What is the business mix for your specialty treaty portfolio?
In 2020, Cincinnati Re’s specialty treaty book represented more than $50mn of net written premiums, or around 17 percent of our total portfolio. Our specialty book has a nice variety, which helps to create optimal spread of risk across classes while also managing to specific downside scenarios that could impact multiple classes of business.
Our portfolio includes marine and energy, cyber, mortgage, terrorism and crop. We also write personal accident, contingency, aviation, surety, political risk and trade credit.
Where do you expect to see new specialty treaty opportunities?
Cincinnati Re enjoys the strong financial backing and top-tier financial strength ratings of The Cincinnati Insurance Company, which gives us great access to business. We’ve steadily been increasing our average line size and we have also grown the team, adding expertise in niche areas.
Cyber is one area where we have seen more opportunities to grow while managing to a known and absolute downside.

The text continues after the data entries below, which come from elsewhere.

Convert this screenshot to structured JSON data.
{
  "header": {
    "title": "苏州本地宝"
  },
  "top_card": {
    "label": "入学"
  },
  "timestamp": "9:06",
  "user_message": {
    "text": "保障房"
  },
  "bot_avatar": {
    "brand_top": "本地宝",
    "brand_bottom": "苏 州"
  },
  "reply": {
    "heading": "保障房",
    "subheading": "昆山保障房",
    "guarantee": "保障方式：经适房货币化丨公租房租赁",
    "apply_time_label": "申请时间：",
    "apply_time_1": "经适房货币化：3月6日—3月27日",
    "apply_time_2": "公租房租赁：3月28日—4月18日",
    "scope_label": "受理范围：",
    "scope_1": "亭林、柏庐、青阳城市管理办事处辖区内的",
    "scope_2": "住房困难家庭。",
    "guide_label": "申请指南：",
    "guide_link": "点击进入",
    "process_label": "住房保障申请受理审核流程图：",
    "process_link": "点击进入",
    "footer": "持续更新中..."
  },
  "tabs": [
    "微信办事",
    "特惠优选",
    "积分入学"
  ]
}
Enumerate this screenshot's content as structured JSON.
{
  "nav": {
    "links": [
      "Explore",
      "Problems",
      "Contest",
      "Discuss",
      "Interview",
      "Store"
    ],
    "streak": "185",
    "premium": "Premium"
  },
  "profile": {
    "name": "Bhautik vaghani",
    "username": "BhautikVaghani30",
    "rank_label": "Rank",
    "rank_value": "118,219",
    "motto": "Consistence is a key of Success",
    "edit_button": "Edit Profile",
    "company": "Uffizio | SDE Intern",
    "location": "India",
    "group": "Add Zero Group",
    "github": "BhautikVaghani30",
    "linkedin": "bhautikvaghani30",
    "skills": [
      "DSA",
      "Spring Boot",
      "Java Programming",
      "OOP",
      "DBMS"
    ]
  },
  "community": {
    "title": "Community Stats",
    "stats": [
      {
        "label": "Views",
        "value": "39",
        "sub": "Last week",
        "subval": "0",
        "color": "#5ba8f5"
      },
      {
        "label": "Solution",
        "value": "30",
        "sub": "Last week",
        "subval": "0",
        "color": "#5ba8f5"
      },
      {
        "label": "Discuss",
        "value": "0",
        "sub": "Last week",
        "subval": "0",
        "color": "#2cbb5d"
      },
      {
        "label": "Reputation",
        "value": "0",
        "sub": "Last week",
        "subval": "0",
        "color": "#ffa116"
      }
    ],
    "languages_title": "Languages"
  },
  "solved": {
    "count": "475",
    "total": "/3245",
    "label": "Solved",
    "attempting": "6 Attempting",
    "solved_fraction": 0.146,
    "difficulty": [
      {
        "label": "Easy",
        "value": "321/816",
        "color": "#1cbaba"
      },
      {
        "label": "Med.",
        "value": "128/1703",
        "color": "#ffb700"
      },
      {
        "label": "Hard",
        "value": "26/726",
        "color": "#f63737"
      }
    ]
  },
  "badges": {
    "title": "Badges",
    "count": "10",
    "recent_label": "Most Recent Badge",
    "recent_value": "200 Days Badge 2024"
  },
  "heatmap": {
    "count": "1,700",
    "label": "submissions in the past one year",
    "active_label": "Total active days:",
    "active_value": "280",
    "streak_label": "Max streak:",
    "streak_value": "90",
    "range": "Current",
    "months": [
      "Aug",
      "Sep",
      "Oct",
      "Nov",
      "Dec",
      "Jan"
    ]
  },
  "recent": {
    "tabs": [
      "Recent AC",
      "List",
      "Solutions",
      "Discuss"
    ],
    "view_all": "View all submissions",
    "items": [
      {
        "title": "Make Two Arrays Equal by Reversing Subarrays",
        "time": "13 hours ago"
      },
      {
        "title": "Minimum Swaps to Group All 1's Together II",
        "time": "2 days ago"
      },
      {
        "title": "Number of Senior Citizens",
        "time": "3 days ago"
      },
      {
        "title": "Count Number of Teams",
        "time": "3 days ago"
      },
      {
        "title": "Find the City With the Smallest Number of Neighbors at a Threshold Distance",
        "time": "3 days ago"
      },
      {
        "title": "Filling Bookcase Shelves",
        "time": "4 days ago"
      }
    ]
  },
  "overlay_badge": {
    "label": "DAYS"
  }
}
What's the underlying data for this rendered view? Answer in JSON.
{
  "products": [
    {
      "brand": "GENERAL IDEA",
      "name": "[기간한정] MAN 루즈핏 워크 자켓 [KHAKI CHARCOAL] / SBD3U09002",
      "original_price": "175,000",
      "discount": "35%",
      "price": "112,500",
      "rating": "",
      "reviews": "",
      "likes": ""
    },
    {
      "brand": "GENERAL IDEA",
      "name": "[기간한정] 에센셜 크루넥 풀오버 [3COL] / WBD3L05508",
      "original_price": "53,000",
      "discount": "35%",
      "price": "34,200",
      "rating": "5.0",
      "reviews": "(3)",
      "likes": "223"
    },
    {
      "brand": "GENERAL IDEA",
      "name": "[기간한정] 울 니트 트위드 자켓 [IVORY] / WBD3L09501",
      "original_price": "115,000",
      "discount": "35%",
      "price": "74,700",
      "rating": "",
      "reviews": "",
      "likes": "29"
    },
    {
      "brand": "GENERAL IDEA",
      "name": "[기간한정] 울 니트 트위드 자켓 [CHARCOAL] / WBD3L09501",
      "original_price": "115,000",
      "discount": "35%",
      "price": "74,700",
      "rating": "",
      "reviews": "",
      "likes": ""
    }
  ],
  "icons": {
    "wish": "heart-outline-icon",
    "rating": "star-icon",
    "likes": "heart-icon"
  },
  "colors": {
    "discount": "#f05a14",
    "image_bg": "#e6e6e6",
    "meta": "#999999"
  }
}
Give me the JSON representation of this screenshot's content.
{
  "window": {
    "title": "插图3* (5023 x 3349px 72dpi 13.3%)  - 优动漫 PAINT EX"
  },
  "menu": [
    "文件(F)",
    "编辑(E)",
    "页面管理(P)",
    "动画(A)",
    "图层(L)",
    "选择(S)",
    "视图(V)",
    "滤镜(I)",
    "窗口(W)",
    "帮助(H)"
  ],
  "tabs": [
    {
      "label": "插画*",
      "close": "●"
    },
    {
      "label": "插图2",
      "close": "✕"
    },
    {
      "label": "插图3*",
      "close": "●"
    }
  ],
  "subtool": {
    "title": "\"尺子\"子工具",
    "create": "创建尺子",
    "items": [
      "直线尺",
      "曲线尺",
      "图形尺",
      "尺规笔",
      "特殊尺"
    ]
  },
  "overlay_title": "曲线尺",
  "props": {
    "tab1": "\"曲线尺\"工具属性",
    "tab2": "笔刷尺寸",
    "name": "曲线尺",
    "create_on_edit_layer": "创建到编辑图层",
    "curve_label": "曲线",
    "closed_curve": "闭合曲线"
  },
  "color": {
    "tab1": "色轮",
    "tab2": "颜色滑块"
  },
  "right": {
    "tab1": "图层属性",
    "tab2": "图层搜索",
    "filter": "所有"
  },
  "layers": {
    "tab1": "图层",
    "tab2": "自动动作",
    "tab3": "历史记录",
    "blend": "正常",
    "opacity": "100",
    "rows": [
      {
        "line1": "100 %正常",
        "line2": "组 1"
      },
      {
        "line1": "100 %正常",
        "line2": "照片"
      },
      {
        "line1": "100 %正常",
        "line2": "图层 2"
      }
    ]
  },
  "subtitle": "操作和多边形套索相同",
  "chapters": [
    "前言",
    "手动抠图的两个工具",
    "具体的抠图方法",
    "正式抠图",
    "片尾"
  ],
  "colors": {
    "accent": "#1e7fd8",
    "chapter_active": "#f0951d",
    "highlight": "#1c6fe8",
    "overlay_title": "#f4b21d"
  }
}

We continue to invest in our analytics and underwriting capabilities for this class.
We’ve seen more opportunities for crop business, especially in regions such as Canada and Europe. And there have been several opportunities in markets such as political violence, marine and cargo, as well as upstream and onshore energy lines.
The reinsurance market in general is anticipating growth in two specialty segments: infrastructure development opportunities in areas such as renewable energy and surety, both in the US and internationally with more opportunities tied to ESG-related strategies; and in the event cancellation and contingency space
Where is the biggest need for rate among specialty classes?
In our view, all specialty classes need rate to keep pace with inflation and loss trend, but cyber needs it most.
Cyber also needs changes related to data standards, product development and reinsurance contract wording. Through 30 June 2021, we’ve seen dramatic, positive change in underlying rates and risk selection, but we still question whether it is enough to keep pace with the evolving threats. Cyber quota shares, for example, continue to be restructured as a result of these changes and the lack of pricing for systemic risk – the “known unknown”.
As a market, we need more standardised data and detail on each underlying insured’s cyber hygiene to differentiate clients more clearly. Without more granular detail, portfolios are managed on a total limit exposed basis, which constrains any ability to confidently diversify risk and to attract the necessary supply of capital to the class.
The specialty treaty market also needs to focus more on clear contractual terms and conditions, rather than accepting that what has been done in the past will work going forward. Although we attempt to avoid peak zone natural catastrophe risk within our specialty segment, anything with catastrophe exposure needs material rate.
Is demand for specialty treaty reinsurance solutions increasing?
Yes, we see demand increasing because of underlying portfolio growth and the desire of cedants to leverage more reinsurance capital. Many of the top brokers have also done an excellent job of developing new products, particularly around emerging risk, technology, cyber and other financial products.
In cyber, quota share is the largest reinsurance product, but as the market evolves, demand for XoL cover and retro is starting to expand, and we see that continuing at a rapid pace.
There has also been MGA and start-up activity looking for insurance paper and reinsurance support.